Wednesday, Oct 22, 2008

Sovereign wealth funds are funny money too

FT: Insight: Shattered illusions of liquidity

Sovereign wealth funds are not real, unleveraged liquid cash ready and waiting to be mobilised to support assets around the world. They are hit by deterioration of US credit quality and by problems in the US financial sector and are just a part of the self-referential global financial system that created candyfloss money - lots of it spun out of a limited amount of real money which eventually collapses back on itself. The abundance and liquidity of sovereign funds and central banks is an illusion created by excessive debt and leverage and as the world deleverages we pull back the curtain and see smoke and mirrors.

Posted by icarus @ 06:44 PM (661 views) Add Comment

8 Comments

1. submedia said...

Great post. Thanks. We are seeing huge deleveraging across the world. Where do we go now? i have no idea!

Wednesday, October 22, 2008 07:01PM Report Comment
 

2. planning4acrash said...

Problem, reaction, solution. Just look at documents from the elite. Read carol Quigley's Tragedy and Hope. We see convergence of national currencies, creation of regional currency on the way to open one world governance/tyranny. Carol was Clinton's mentor

Wednesday, October 22, 2008 08:17PM Report Comment
 

3. jack c said...

2 things here (1) very interesting article (2) @P4AC - off topic but have you read The Traveller by John Tewlve Hawks?

Wednesday, October 22, 2008 08:32PM Report Comment
 

4. mountain goat said...

Interesting read but still leaves me with lots of questions. The point made is that currently for China and others the US treasuries they own are basically an investment they can't afford to liquidate. However, if the world's and their own economies slow a lot then they may decide they need to sell this investment anyway to pay for their own stimulous. What effect would that have on the dollar, on commodities, on China?

Wednesday, October 22, 2008 08:33PM Report Comment
 

5. drewster said...

Mountain Goat, I think you're right. China "can't afford to liquidate", in the same way that a jobless homeowner in negative equity "can't afford" to sell their home. At some stage China may need the money for some reason (perhaps for a banking bailout of its own) and thus be forced to liquidate.

Wednesday, October 22, 2008 09:31PM Report Comment
 

6. icarus said...

p4ac - 'Carol was Clinton's mentor'. Isn't a US president part of the elite (or a puppet of the elite if you prefer), so wouldn't Clinton's being a student of Quigley be a negative rather than a positive from your point of view? Anyway jack c is right - it's off-topic since the article makes fairly specific points, little to do with nwo.

Wednesday, October 22, 2008 09:59PM Report Comment
 

7. last_days_of_disco said...

The deflation monster looms again. The problem is that deflation is caused by perception, not by printing money or failing to print enough money.

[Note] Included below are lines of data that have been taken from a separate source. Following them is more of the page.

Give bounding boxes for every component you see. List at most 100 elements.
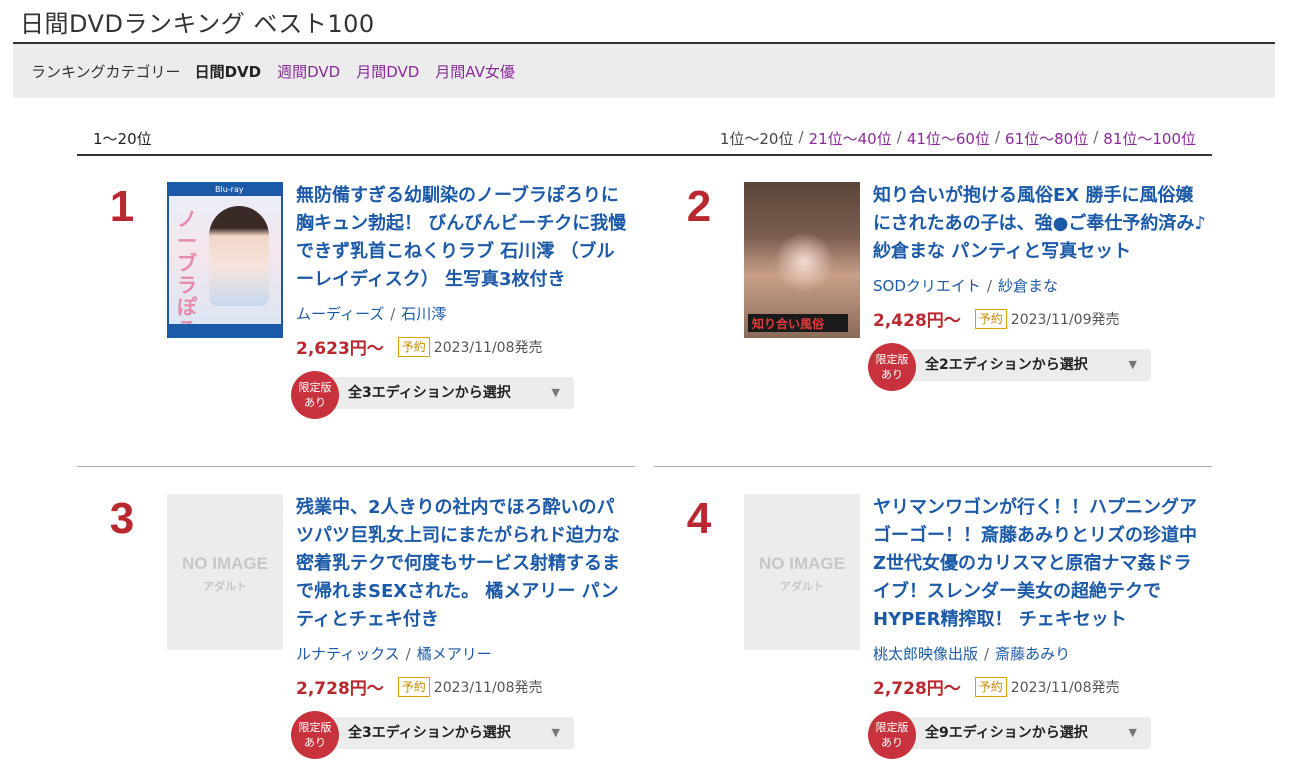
- preorder-badge: 予約: [397, 676, 430, 697]
- no-image-subtext: アダルト: [780, 580, 824, 593]
- ranking-item: 2 知り合い風俗 知り合いが抱ける風俗EX 勝手に風俗嬢にされたあの子は、強●ご…: [654, 182, 1214, 482]
- page-title: 日間DVDランキング ベスト100: [20, 10, 375, 38]
- maker-link[interactable]: ムーディーズ: [296, 305, 384, 323]
- maker-link[interactable]: ルナティックス: [296, 645, 400, 663]
- rank-pager: 1位～20位 / 21位～40位 / 41位～60位 / 61位～80位 / 8…: [720, 128, 1196, 149]
- page-81-100[interactable]: 81位～100位: [1103, 128, 1196, 149]
- no-image-text: NO IMAGE: [182, 554, 268, 573]
- price: 2,428円～: [873, 311, 961, 331]
- item-info: 残業中、2人きりの社内でほろ酔いのパツパツ巨乳女上司にまたがられド迫力な密着乳テ…: [291, 494, 631, 759]
- bluray-band: [169, 324, 281, 336]
- ranking-item: 4 NO IMAGE アダルト ヤリマンワゴンが行く！！ハプニングア ゴーゴー！…: [654, 494, 1214, 770]
- cover-title-art: 知り合い風俗: [752, 317, 825, 331]
- category-monthly-actress[interactable]: 月間AV女優: [435, 61, 515, 82]
- product-title-link[interactable]: ヤリマンワゴンが行く！！ハプニングア ゴーゴー！！斎藤あみりとリズの珍道中 Z世…: [873, 494, 1208, 634]
- bluray-band: Blu-ray: [169, 184, 281, 196]
- ranking-item: 1 Blu-ray ノーブラぽろり 無防備すぎる幼馴染のノーブラぽろりに胸キュン…: [77, 182, 637, 482]
- dropdown-caret-icon: ▼: [551, 386, 560, 399]
- pager-separator: /: [896, 128, 902, 146]
- product-thumbnail[interactable]: 知り合い風俗: [744, 182, 860, 338]
- limited-edition-badge: 限定版 あり: [868, 343, 916, 391]
- current-range: 1～20位: [93, 130, 152, 148]
- rank-number: 1: [109, 182, 135, 231]
- edition-select-label: 全3エディションから選択: [348, 385, 511, 401]
- dropdown-caret-icon: ▼: [1128, 726, 1137, 739]
- pager-separator: /: [798, 128, 804, 146]
- actress-link[interactable]: 橘メアリー: [417, 645, 492, 663]
- edition-select[interactable]: 全2エディションから選択 ▼: [907, 349, 1151, 381]
- item-info: 無防備すぎる幼馴染のノーブラぽろりに胸キュン勃起！ びんびんビーチクに我慢できず…: [291, 182, 631, 419]
- cover-photo: [209, 206, 269, 306]
- category-weekly-dvd[interactable]: 週間DVD: [277, 61, 340, 82]
- page-41-60[interactable]: 41位～60位: [907, 128, 990, 149]
- product-title-link[interactable]: 無防備すぎる幼馴染のノーブラぽろりに胸キュン勃起！ びんびんビーチクに我慢できず…: [296, 182, 631, 294]
- release-date: 2023/11/08発売: [433, 679, 543, 696]
- actress-link[interactable]: 斎藤あみり: [995, 645, 1070, 663]
- page-61-80[interactable]: 61位～80位: [1005, 128, 1088, 149]
- maker-link[interactable]: 桃太郎映像出版: [873, 645, 978, 663]
- edition-line: 限定版 あり 全3エディションから選択 ▼: [291, 711, 631, 759]
- pager-separator: /: [1093, 128, 1099, 146]
- release-date: 2023/11/08発売: [1010, 679, 1120, 696]
- page-1-20: 1位～20位: [719, 130, 794, 148]
- edition-select-label: 全9エディションから選択: [925, 725, 1088, 741]
- cover-title-band: 知り合い風俗: [748, 314, 848, 332]
- range-bar: 1～20位 1位～20位 / 21位～40位 / 41位～60位 / 61位～8…: [77, 122, 1212, 156]
- preorder-badge: 予約: [397, 336, 430, 357]
- item-info: ヤリマンワゴンが行く！！ハプニングア ゴーゴー！！斎藤あみりとリズの珍道中 Z世…: [868, 494, 1208, 759]
- rank-number: 3: [109, 494, 135, 543]
- edition-line: 限定版 あり 全3エディションから選択 ▼: [291, 371, 631, 419]
- row-divider: [654, 466, 1212, 467]
- price-line: 2,728円～ 予約 2023/11/08発売: [296, 674, 631, 699]
- product-thumbnail[interactable]: Blu-ray ノーブラぽろり: [167, 182, 283, 338]
- maker-line: ムーディーズ / 石川澪: [296, 305, 447, 323]
- edition-line: 限定版 あり 全9エディションから選択 ▼: [868, 711, 1208, 759]
- price: 2,728円～: [296, 679, 384, 699]
- actress-link[interactable]: 紗倉まな: [998, 277, 1058, 295]
- item-info: 知り合いが抱ける風俗EX 勝手に風俗嬢にされたあの子は、強●ご奉仕予約済み♪ 紗…: [868, 182, 1208, 391]
- product-title-link[interactable]: 知り合いが抱ける風俗EX 勝手に風俗嬢にされたあの子は、強●ご奉仕予約済み♪ 紗…: [873, 182, 1208, 266]
- maker-line: SODクリエイト / 紗倉まな: [873, 277, 1058, 295]
- ranking-category-bar: ランキングカテゴリー 日間DVD 週間DVD 月間DVD 月間AV女優: [13, 44, 1275, 98]
- edition-select[interactable]: 全3エディションから選択 ▼: [330, 717, 574, 749]
- edition-select-label: 全3エディションから選択: [348, 725, 511, 741]
- price: 2,623円～: [296, 339, 384, 359]
- dropdown-caret-icon: ▼: [1128, 358, 1137, 371]
- edition-select[interactable]: 全9エディションから選択 ▼: [907, 717, 1151, 749]
- product-thumbnail[interactable]: NO IMAGE アダルト: [167, 494, 283, 650]
- price-line: 2,623円～ 予約 2023/11/08発売: [296, 334, 631, 359]
- maker-link[interactable]: SODクリエイト: [873, 277, 981, 295]
- page-21-40[interactable]: 21位～40位: [809, 128, 892, 149]
- preorder-badge: 予約: [974, 308, 1007, 329]
- rank-number: 4: [686, 494, 712, 543]
- release-date: 2023/11/08発売: [433, 339, 543, 356]
- price-line: 2,428円～ 予約 2023/11/09発売: [873, 306, 1208, 331]
- dropdown-caret-icon: ▼: [551, 726, 560, 739]
- limited-edition-badge: 限定版 あり: [291, 711, 339, 759]
- product-thumbnail[interactable]: NO IMAGE アダルト: [744, 494, 860, 650]
- actress-link[interactable]: 石川澪: [401, 305, 446, 323]
- preorder-badge: 予約: [974, 676, 1007, 697]
- release-date: 2023/11/09発売: [1010, 311, 1120, 328]
- edition-select[interactable]: 全3エディションから選択 ▼: [330, 377, 574, 409]
- limited-edition-badge: 限定版 あり: [868, 711, 916, 759]
- edition-select-label: 全2エディションから選択: [925, 357, 1088, 373]
- maker-line: ルナティックス / 橘メアリー: [296, 645, 492, 663]
- cover-photo: [774, 232, 834, 292]
- cover-title-art: ノーブラぽろり: [177, 207, 197, 336]
- category-monthly-dvd[interactable]: 月間DVD: [356, 61, 419, 82]
- price: 2,728円～: [873, 679, 961, 699]
- category-label: ランキングカテゴリー: [31, 62, 181, 81]
- product-title-link[interactable]: 残業中、2人きりの社内でほろ酔いのパツパツ巨乳女上司にまたがられド迫力な密着乳テ…: [296, 494, 631, 634]
- row-divider: [77, 466, 635, 467]
- maker-line: 桃太郎映像出版 / 斎藤あみり: [873, 645, 1071, 663]
- limited-edition-badge: 限定版 あり: [291, 371, 339, 419]
- edition-line: 限定版 あり 全2エディションから選択 ▼: [868, 343, 1208, 391]
- ranking-item: 3 NO IMAGE アダルト 残業中、2人きりの社内でほろ酔いのパツパツ巨乳女…: [77, 494, 637, 770]
- no-image-subtext: アダルト: [203, 580, 247, 593]
- category-daily-dvd[interactable]: 日間DVD: [195, 61, 262, 82]
- pager-separator: /: [994, 128, 1001, 146]
- rank-number: 2: [686, 182, 712, 231]
- no-image-text: NO IMAGE: [759, 554, 845, 573]
- price-line: 2,728円～ 予約 2023/11/08発売: [873, 674, 1208, 699]
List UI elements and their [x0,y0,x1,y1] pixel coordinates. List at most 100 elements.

In a world where most of the money is governed by the *price* of things instead of their *value* the amount of money available is
based on the price of assets that can be used as collateral on loans. Loans are the chief money creating mechanism in the economy, not the printing press (via fractional reserve banking). When loans dissappear, money does. That is why I keep saying that deflation has already happened.

And when you look at the scale of the de-leveraging that is underway, you realize that the system is heading for a terrible crunch.
I am not happy about this and I am livid at the absolutely pathetic lack of foresight shown by our current government.

The current liquidity injections are a drop in the ocean compared to the debt out there and once that realization sinks in, people are going to refuse to loan money that will never be repaid and hence break the printing press. Governments can only go so far before their populations rebel (we are still a way away from that, so you can expect more bail outs). We have just begun to enter the credit crunch as the UK and we have already used a mountain of funny money to just keep the financial system from completely imploding.

Whoa, getting depressed again, think some happy thoughts now for a while.

Thursday, October 23, 2008 12:51AM Report Comment
 

8. Kruador said...

ldod@7: if the loan system completely collapses - with banks not willing to even lend to the government - then government will have to come up with a way to print more money. Frankly I don't know why they're avoiding just generating numbers in a computer.

While according to conventional theory it would have infinite seignorage, in practice there wouldn't be any as people would not hoard unspent money - bits are not collectible in that sense. When money is just numbers on a balance sheet, you can't withdraw it. If treated as 'the carry trade on money' seignorage is only the difference between what money was 'worth' when it was 'returned' to the creator (i.e. paid in taxes) from when it was created: basically just the rate of inflation (or deflation).